Essentially, d/acc returns decentralization to its original “hyposubjective” meaning: not escaping the state into digital eternity, but distributing power so that everyone survives, not just the strongest.

Humans, Birds, and Snails

Morton and Boyer’s book features an experimental language and may seem overly complex. The authors acknowledge this themselves: they describe the text as “an exercise in superficial and chaotic thinking” and honestly warn that parts of it may seem nonsensical.

“Reader, have you noticed something amusing about this book? We decided not to present it in the form of a dialogue and to use the first-person plural, so the book is perceived as one of those wonderful paragraphs by my favorite modernist, Virginia Woolf, where about three or four people appear, and not only people but also a kind of assemblage consisting of, for example, humans, birds, and snails, united in a stream of consciousness,” write Morton and Boyer.

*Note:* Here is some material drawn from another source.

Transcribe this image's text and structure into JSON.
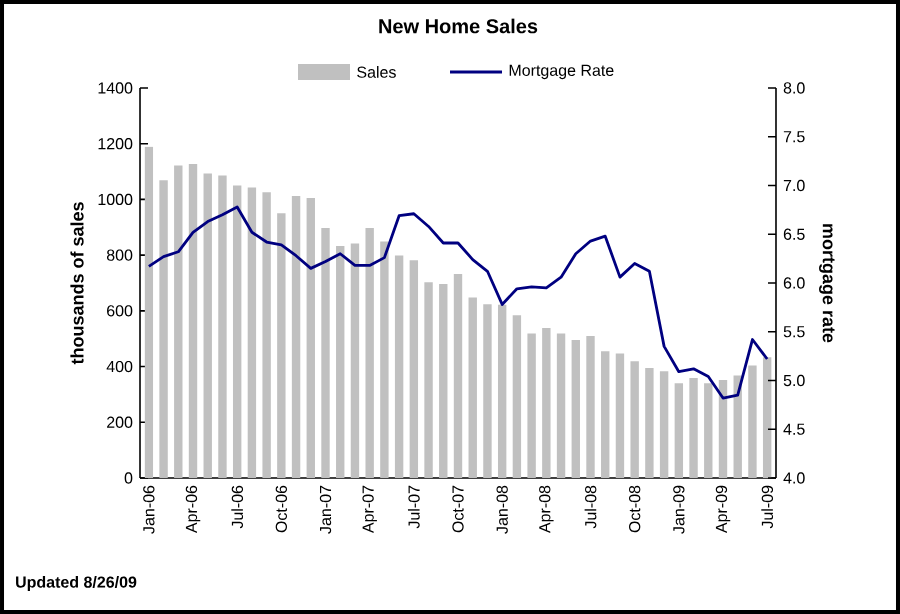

They do not construct a theory or present a program. Two “white guys” trying to save the world ironically reflect on their position as saviors.

But one thesis is worth adopting. In an industry that worships “more,” “faster,” and “higher,” the most radical gesture may be the opposite: less, slower, lower.

Quotes are taken from the publication: Timothy Morton, Dominic Boyer. Hyposubjects: On Becoming Human. Perm: HylePress, 2026. Translated from English by Oleg Myshkin.